INHUMANIST BIOPOLITICS: HOW PALESTINE MATTERS. LECTURE BY PROFESSOR JASBIR PUAR
Rockefeller Hall 200-Auditorium
This lecture theorizes oscillating relations between disciplinary, pre-emptive, and increasingly prehensive forms of power that shape human and non-human materialities in Palestine. Calculation, computing, informational technologies, surveillance, and militarization are all facets of prehensive control. Further, the saturation of spatial and temporal stratum in Palestine demonstrates the use of technologies of measure to manufacture a "remote control" occupation, one that produces a different version of Israeli "home invasions" through the maiming and stunting of population. If Gaza, for example, is indeed the world's largest "open air prison" and an experimental lab for Israeli military apparatuses, infrastructural chaos, and metric manipulation, what kinds of fantasies (about power, about bodies, about resistance, about politics) are driving this project?

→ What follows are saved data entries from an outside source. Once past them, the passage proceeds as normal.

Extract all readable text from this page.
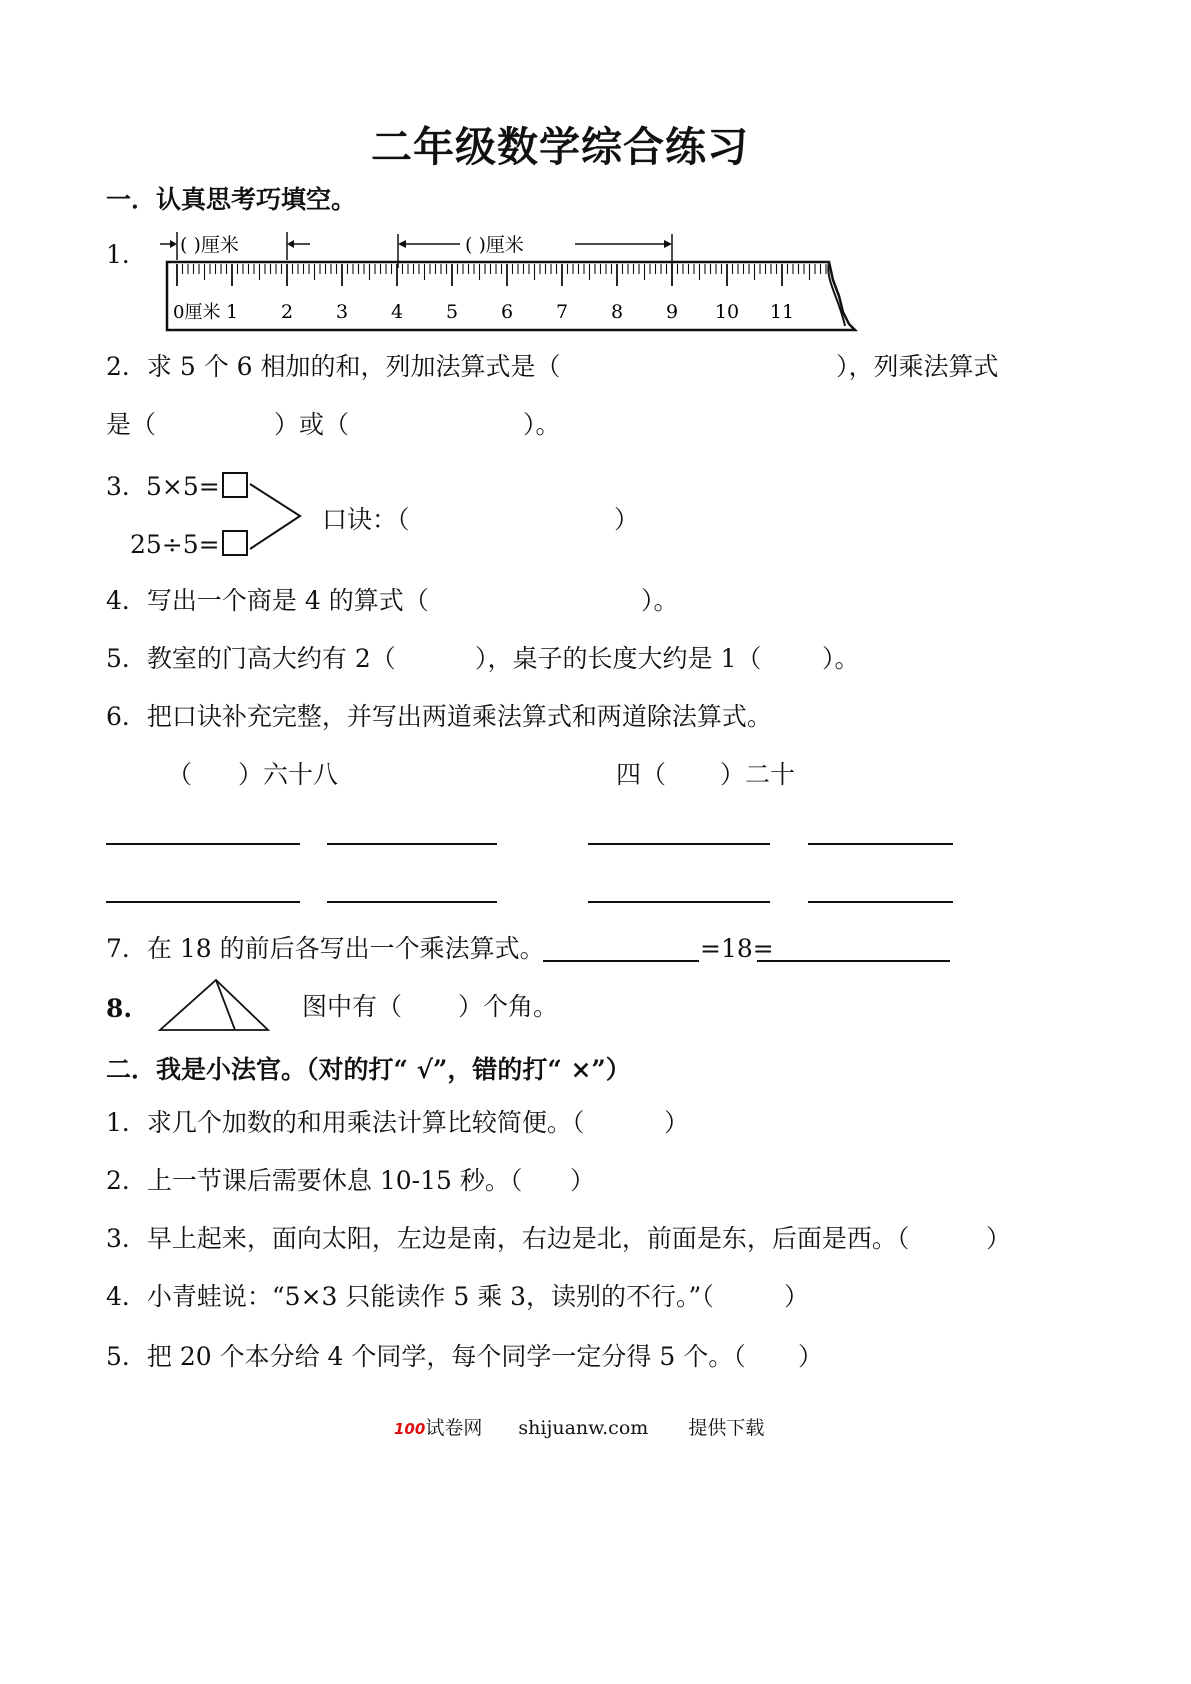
二年级数学综合练习
一．认真思考巧填空。
1． ( )厘米	( )厘米
0厘米 1 2 3 4 5 6 7 8 9 10 11
2．求 5 个 6 相加的和，列加法算式是（	），列乘法算式
是（	）或（	）。
3． 5×5=
25÷5=
口诀：（	）
4．写出一个商是 4 的算式（	）。
5．教室的门高大约有 2（	），桌子的长度大约是 1（ ）。
6．把口诀补充完整，并写出两道乘法算式和两道除法算式。
（ ）六十八	四（ ）二十
7．在 18 的前后各写出一个乘法算式。	=18=
8.	图中有（ ）个角。
二．我是小法官。（对的打“ √”，错的打“ ×”）
1．求几个加数的和用乘法计算比较简便。（	）
2．上一节课后需要休息 10-15 秒。（ ）
3．早上起来，面向太阳，左边是南，右边是北，前面是东，后面是西。（	）
4．小青蛙说：“5×3 只能读作 5 乘 3，读别的不行。”（	）
5．把 20 个本分给 4 个同学，每个同学一定分得 5 个。（ ）
100试卷网 shijuanw.com 提供下载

Jasbir K. Puar is Associate Professor of Women’s & Gender Studies at Rutgers University. She received her Ph.D. in Ethnic Studies from the University of California at Berkeley in 1999 and an M.A. from the University of York, England, in Women’s Studies in 1993. She has written widely on South Asian disaporic cultural production in the U.S., U.K., and Trinidad; gay and lesbian tourism; terrorist studies; surveillance studies; bio and necropolitics; queer theory; disability and debilitation; theories of intersectionality, affect, and assemblage; animal studies and posthumanism; homonationalism, pinkwashing, and the Israeli occupation of Palestine. Puar’s forthcoming monograph, States of Debility and Capacity (Duke University Press, 2016) takes up the relations between biopolitics, disability, and forms of active debilitation pivotal to the operations of war machines and racial capitalism. The book will be among the first to appear in a new book series, ANIMA, which she co-edits with Mel Chen (author of Animacies: Biopolitics, Racial Mattering, and Queer Affect, Duke University Press, 2012).